Kerry Agiasotis, APAC president of leading business management software provider The Access Group answers some questions about SPFS.
What exactly are Special Purpose Financial Statements (SPFS)?
Special Purpose Financial Statements are prepared for a variety of reasons including, to satisfy legislative requirements or the entity’s constitution, compliance with contracts or agreement, or satisfying the internal information needs of the entity.
Why were these changes instituted?
The Australian Accounting Standards Board (AASB) wanted to bring the current Tier 2 Reduced Disclosure Regime (RDR) in line with international practices, specifically the International Financial Reporting Standards (IFRS) for small to medium enterprises (SMEs), while ensuring certain entities preparing SPFS would also fall under the new Simplified Disclosures for For-Profit and Not-for-Profit Entities (known as AASB 1060).
The new name is Simplified Disclosures for For-Profit and Not-for-Profit Entities – how has it been simplified?
There has been a reduction in disclosure compared to the previous Reduced Disclosure Regime (RDR).
How different is the new process to the Tier 2 Reduced Disclosure Regime (RDR)?
Some disclosures have been removed, new have been added for IFRS for SMEs and others have been updated based on feedback provided to the AASB.
Many accountants are already under time constraints and now it’s very likely that extra preparation time will be required to create a set of accounts as well as an increased burden on accountants when preparing the figures for the sets of accounts.
Extra training may also be required for staff, putting the pressure on businesses from a time and financial investment perspective, to help them become familiar with the concepts introduced as part of the Simplified Disclosures.
How can accountants prepare to ensure they can work with the new changes?
Having a powerful reporting application like Final Accounts will help with these mandatory disclosure requirements.
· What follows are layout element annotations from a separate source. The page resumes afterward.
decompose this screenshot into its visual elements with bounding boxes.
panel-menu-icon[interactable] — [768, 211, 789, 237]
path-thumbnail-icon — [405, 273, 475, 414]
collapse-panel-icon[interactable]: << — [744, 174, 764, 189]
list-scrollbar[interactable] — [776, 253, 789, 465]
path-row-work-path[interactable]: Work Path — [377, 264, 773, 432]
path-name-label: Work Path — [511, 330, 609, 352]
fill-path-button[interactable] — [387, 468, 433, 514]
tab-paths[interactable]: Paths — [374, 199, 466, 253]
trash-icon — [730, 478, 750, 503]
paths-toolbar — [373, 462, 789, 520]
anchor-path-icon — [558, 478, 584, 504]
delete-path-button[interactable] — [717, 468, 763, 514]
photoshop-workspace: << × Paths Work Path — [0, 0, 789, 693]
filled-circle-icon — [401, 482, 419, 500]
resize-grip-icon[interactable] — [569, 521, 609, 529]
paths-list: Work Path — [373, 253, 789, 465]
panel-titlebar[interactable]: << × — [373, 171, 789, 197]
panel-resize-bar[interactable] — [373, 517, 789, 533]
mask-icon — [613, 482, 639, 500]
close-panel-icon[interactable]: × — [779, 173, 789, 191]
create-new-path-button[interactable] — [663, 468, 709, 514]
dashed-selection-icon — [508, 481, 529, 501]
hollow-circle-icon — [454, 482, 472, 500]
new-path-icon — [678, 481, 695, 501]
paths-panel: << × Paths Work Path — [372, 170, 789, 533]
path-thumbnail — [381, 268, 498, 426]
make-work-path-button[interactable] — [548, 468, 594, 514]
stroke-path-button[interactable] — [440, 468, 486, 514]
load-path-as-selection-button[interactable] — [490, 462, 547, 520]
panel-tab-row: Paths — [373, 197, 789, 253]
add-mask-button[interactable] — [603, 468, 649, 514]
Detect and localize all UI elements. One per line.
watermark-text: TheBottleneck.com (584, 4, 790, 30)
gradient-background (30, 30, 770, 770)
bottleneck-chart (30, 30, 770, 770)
In addition, there is the potential to leverage the software capability to generate additional fees by expanding your services offerings.
Are there certain things of which they may now need to be more aware?
If they were preparing RDR previously, there is less to do, if they didn’t they will need to be fully aware of the new reporting requirements under the standard and perform a review exercise on clients to see if they fall within the remit of AASB 1060.
How will these changes affect the way in which financial reports are done in the future?
Accountants need to follow the new standard if it applies to the entity, they are preparing accounts for.